North American stock indexes staged a sharp turnaround Monday after President Trump suggested the war with Iran could be nearing its end, easing investor fears and lifting major benchmarks into positive territory. 

Markets Snap Back Into the Green

  • U.S. markets recovered from steep early losses, with the Nasdaq Composite climbing over 1.5%, leading the rebound.
  • The Dow Jones Industrial Average jumped 0.7%, reversing a drop of more than 800 points earlier in the session.
  • The S&P 500 gained 0.9%, also turning positive by afternoon trading. 

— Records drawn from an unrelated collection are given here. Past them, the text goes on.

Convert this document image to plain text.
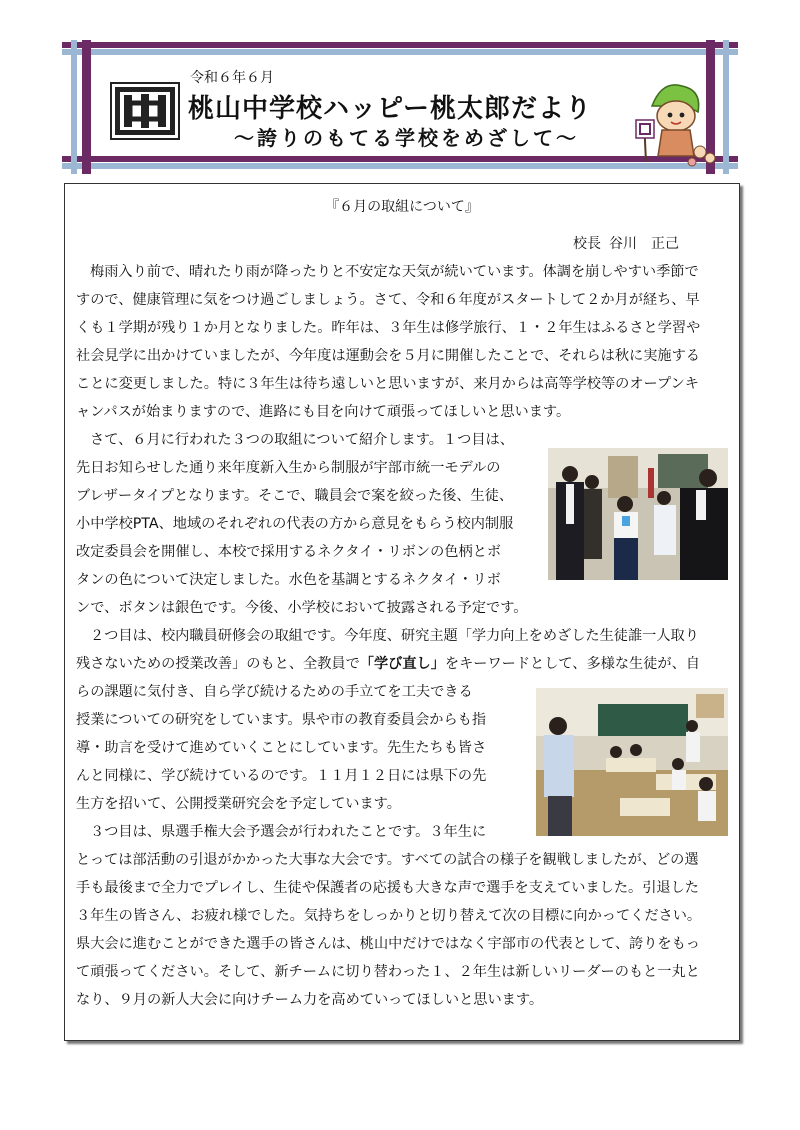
令和６年６月
桃山中学校ハッピー桃太郎だより
～誇りのもてる学校をめざして～
『６月の取組について』
校長 谷川 正己
梅雨入り前で、晴れたり雨が降ったりと不安定な天気が続いています。体調を崩しやすい季節で
すので、健康管理に気をつけ過ごしましょう。さて、令和６年度がスタートして２か月が経ち、早
くも１学期が残り１か月となりました。昨年は、３年生は修学旅行、１・２年生はふるさと学習や
社会見学に出かけていましたが、今年度は運動会を５月に開催したことで、それらは秋に実施する
ことに変更しました。特に３年生は待ち遠しいと思いますが、来月からは高等学校等のオープンキ
ャンパスが始まりますので、進路にも目を向けて頑張ってほしいと思います。
さて、６月に行われた３つの取組について紹介します。１つ目は、
先日お知らせした通り来年度新入生から制服が宇部市統一モデルの
ブレザータイプとなります。そこで、職員会で案を絞った後、生徒、
小中学校PTA、地域のそれぞれの代表の方から意見をもらう校内制服
改定委員会を開催し、本校で採用するネクタイ・リボンの色柄とボ
タンの色について決定しました。水色を基調とするネクタイ・リボ
ンで、ボタンは銀色です。今後、小学校において披露される予定です。
２つ目は、校内職員研修会の取組です。今年度、研究主題「学力向上をめざした生徒誰一人取り
残さないための授業改善」のもと、全教員で「学び直し」をキーワードとして、多様な生徒が、自
らの課題に気付き、自ら学び続けるための手立てを工夫できる
授業についての研究をしています。県や市の教育委員会からも指
導・助言を受けて進めていくことにしています。先生たちも皆さ
んと同様に、学び続けているのです。１１月１２日には県下の先
生方を招いて、公開授業研究会を予定しています。
３つ目は、県選手権大会予選会が行われたことです。３年生に
とっては部活動の引退がかかった大事な大会です。すべての試合の様子を観戦しましたが、どの選
手も最後まで全力でプレイし、生徒や保護者の応援も大きな声で選手を支えていました。引退した
３年生の皆さん、お疲れ様でした。気持ちをしっかりと切り替えて次の目標に向かってください。
県大会に進むことができた選手の皆さんは、桃山中だけではなく宇部市の代表として、誇りをもっ
て頑張ってください。そして、新チームに切り替わった１、２年生は新しいリーダーのもと一丸と
なり、９月の新人大会に向けチーム力を高めていってほしいと思います。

Oil Prices Ease After Surging

Crude oil, which had earlier spiked above $100 per barrel amid conflict-driven supply fears, pulled back following Trump’s remarks that the U.S. was “very far” ahead of its 4–5 week timeline for ending the war.

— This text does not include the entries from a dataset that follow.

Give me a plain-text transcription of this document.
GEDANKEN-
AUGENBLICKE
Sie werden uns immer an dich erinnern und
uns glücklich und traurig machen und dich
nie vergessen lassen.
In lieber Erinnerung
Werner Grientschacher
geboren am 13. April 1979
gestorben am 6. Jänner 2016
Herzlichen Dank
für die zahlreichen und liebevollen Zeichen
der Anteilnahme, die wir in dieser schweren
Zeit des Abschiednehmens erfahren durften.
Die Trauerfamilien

Canadian Markets Follow the Uptrend

Canada’s TSX Composite Index rose 0.32%, supported by gains in major energy names such as Suncor and Canadian Natural Resources. 

What’s Driving the Optimism?

Investors reacted swiftly to Trump’s comments hinting at a potentially quicker resolution to the Iran conflict, a development that could stabilize energy markets and ease inflation concerns. The shift in tone helped restore confidence after days of volatility driven by soaring oil prices and geopolitical uncertainty.